The power of the elbow

Here’s why I like using the elbow as a massage tool:

  1. The elbow is versatile. From pointy sharp for laser-like precision, to round and broad like a lacrosse ball, the elbow can unlock the trickiest bundles of connective tissue and open up the smallest pressure points. Its 180-degree range of motion combined with its location close to the trunk of the body allow the therapist to use different angles and bodyweight to create just the right amount of pressure.

  2. The elbow is strong. While shiatsu is known for its thumb pressure, the reality is that strong pressure cannot be safely sustained by the therapist’s thumbs for more than a few seconds. The benefits of ischemic compression start to take place after about twenty seconds, and certain points need to be held for two minutes or even longer. The elbow is a safe way for the therapist to use bodyweight to achieve deep pressure over a prolonged period.
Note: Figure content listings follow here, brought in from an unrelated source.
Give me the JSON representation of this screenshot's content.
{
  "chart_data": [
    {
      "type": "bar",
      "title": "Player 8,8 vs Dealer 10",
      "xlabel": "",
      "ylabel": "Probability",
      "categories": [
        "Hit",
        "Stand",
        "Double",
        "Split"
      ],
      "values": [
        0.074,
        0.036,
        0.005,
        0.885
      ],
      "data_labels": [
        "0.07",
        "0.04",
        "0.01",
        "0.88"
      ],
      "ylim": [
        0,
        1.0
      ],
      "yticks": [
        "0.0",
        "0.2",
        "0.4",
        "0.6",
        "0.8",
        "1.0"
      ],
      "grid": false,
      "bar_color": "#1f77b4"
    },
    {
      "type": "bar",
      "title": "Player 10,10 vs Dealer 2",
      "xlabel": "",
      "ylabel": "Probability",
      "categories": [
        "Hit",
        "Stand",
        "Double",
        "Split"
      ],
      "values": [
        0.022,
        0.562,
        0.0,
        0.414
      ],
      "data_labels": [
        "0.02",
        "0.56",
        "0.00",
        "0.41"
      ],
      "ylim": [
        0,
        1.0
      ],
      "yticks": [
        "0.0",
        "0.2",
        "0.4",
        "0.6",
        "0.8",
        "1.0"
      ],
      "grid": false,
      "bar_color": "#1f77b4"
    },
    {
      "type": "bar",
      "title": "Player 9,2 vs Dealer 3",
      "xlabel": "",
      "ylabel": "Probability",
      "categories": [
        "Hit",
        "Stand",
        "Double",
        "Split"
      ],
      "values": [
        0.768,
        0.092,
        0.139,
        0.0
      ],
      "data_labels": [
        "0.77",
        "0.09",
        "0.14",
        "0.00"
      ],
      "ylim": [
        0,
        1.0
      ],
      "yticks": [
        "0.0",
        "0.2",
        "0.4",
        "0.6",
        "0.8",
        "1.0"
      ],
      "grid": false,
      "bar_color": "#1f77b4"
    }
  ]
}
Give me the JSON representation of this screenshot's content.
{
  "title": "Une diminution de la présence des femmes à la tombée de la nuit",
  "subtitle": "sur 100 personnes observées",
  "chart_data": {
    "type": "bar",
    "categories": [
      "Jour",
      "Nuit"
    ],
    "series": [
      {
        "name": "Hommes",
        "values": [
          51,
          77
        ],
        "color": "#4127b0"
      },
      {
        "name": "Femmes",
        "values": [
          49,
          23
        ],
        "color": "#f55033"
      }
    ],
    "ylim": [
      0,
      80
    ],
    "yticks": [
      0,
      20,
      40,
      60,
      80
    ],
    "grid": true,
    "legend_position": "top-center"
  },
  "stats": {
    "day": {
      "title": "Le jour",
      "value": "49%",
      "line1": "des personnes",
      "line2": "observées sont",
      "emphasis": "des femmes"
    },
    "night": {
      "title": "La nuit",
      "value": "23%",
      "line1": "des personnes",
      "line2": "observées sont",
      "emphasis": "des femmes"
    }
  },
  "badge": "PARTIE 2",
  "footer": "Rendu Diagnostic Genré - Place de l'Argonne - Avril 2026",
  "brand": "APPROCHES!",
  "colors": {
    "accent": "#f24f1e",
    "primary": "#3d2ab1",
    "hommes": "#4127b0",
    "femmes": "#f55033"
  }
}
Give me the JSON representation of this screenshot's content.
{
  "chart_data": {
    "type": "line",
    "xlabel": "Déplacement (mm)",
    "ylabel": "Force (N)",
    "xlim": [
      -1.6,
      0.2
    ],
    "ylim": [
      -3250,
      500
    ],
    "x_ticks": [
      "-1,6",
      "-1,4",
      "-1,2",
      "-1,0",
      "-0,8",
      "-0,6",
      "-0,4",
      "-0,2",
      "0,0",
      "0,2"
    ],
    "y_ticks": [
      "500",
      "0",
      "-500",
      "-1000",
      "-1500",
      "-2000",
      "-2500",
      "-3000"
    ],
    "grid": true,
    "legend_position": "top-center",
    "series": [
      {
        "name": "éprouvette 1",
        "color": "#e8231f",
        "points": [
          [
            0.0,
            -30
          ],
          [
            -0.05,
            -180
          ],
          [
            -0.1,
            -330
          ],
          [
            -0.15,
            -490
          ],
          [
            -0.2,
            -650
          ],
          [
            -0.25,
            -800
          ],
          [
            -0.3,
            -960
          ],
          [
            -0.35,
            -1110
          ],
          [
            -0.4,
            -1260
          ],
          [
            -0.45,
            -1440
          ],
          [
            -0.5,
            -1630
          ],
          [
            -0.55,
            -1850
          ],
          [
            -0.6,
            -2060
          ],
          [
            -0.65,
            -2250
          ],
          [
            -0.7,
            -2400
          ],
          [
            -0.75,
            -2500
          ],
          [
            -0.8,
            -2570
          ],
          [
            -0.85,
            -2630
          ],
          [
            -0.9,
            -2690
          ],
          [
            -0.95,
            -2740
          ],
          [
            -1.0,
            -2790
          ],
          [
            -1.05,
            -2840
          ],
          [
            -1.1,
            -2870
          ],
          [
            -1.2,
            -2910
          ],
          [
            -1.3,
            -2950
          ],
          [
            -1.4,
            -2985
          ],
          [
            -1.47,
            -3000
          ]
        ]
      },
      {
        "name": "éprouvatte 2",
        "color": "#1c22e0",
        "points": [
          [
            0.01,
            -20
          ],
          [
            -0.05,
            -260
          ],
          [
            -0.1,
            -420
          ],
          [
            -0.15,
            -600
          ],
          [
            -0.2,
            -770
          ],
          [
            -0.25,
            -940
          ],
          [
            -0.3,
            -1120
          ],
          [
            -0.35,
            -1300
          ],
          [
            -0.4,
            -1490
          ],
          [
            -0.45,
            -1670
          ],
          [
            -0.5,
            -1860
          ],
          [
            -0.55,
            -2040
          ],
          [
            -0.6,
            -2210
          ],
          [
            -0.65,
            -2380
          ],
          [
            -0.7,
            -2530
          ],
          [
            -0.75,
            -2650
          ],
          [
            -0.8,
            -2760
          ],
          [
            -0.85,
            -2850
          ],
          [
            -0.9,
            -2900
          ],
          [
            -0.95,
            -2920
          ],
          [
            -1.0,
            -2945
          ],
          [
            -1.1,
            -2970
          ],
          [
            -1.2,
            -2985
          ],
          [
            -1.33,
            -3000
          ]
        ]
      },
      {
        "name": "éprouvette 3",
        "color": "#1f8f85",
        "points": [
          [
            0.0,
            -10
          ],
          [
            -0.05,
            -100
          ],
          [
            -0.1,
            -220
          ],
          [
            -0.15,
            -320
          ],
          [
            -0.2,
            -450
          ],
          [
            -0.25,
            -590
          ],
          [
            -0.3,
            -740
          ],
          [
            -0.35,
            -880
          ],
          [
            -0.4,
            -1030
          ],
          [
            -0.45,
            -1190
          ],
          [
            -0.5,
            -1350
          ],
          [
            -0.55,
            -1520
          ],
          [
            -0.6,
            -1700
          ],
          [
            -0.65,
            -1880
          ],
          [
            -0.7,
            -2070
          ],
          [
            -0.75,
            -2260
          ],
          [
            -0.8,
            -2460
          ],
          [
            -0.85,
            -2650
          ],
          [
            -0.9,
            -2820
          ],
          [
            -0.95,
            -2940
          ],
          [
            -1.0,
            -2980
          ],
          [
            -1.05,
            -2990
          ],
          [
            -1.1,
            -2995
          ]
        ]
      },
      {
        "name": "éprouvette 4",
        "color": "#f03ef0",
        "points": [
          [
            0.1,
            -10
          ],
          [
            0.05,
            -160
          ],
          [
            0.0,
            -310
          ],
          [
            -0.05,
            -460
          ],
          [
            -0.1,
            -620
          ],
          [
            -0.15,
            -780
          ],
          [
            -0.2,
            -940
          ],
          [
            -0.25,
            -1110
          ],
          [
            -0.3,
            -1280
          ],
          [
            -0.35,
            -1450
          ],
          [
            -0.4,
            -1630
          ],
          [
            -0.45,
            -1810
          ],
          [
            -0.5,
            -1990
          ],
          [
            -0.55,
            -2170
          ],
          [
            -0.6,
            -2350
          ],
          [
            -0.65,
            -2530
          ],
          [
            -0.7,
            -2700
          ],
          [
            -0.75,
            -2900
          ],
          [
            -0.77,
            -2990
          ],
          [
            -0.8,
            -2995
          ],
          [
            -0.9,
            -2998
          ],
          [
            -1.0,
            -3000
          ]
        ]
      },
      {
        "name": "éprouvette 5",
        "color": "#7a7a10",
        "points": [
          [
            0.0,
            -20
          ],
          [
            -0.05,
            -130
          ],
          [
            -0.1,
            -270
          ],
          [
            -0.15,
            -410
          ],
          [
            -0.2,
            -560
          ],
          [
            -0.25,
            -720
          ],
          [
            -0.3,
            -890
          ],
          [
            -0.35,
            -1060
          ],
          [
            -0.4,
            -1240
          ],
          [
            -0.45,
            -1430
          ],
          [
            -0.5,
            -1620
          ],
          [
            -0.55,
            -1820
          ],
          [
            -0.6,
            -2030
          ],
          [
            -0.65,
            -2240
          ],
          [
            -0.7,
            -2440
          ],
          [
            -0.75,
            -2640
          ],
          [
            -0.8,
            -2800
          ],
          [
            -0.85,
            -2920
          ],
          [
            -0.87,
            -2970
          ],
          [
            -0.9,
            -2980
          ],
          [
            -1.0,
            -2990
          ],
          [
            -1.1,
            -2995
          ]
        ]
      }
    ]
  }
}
  3. The elbow is steady. If you add more than medium pressure to the thumbs, they start to shake, since weight is being channeled through the carpal bones of the wrists into the small saddle joint and hinge joint of the thumbs. Not only does this put too much pressure on these delicate joints, the experience for the receiver will be one of instability and maybe even stress. With concentration, the elbow can become as still as a Buddhist temple and as stealthful as a tightrope walker, giving the receiver’s nervous system the chance to relax deeply and accept the pressure.

  4. The elbow is round. Even the pointiest part of the elbow has a bit of softness to it, allowing it to penetrate the upper layers of connective tissue without causing any puncture, bruising or bleeding. The pointy part of the elbow can be used to induce a twitch effect in the muscle, similar to dry needling, without any need for needles, cotton swabs or hazardous waste. The broader surface of the elbow can penetrate slowly into deeper layers of tissue to dislodge stagnant chi, without any of the trademark bruising associated with cupping.

  5. The elbow is sensitive. Rather than employing a piece of bamboo or a plastic tool to really “dig in”, the therapist’s elbow senses subtle changes in the receiver’s tissue. This interchange and flow of information between the giver and receiver allows for the subtle reorientation of pressure being applied, and lets the giver’s body know once the energy has shifted and it’s time to move on.

The elbow sometimes gets a bad rap in massage circles as being crude or painful. Maybe that’s because it’s been used too many times in slip-and-slide, fast and hard deep tissue massages — the kind that give people bruises. Especially with oil, care needs to be taken to ensure that the elbow doesn’t glide too hard or too fast into deep tissues.

With compassion, patience and attention to angle, the true potential of the elbow shines through. It provides precise, stable, sensitive pressure that heals.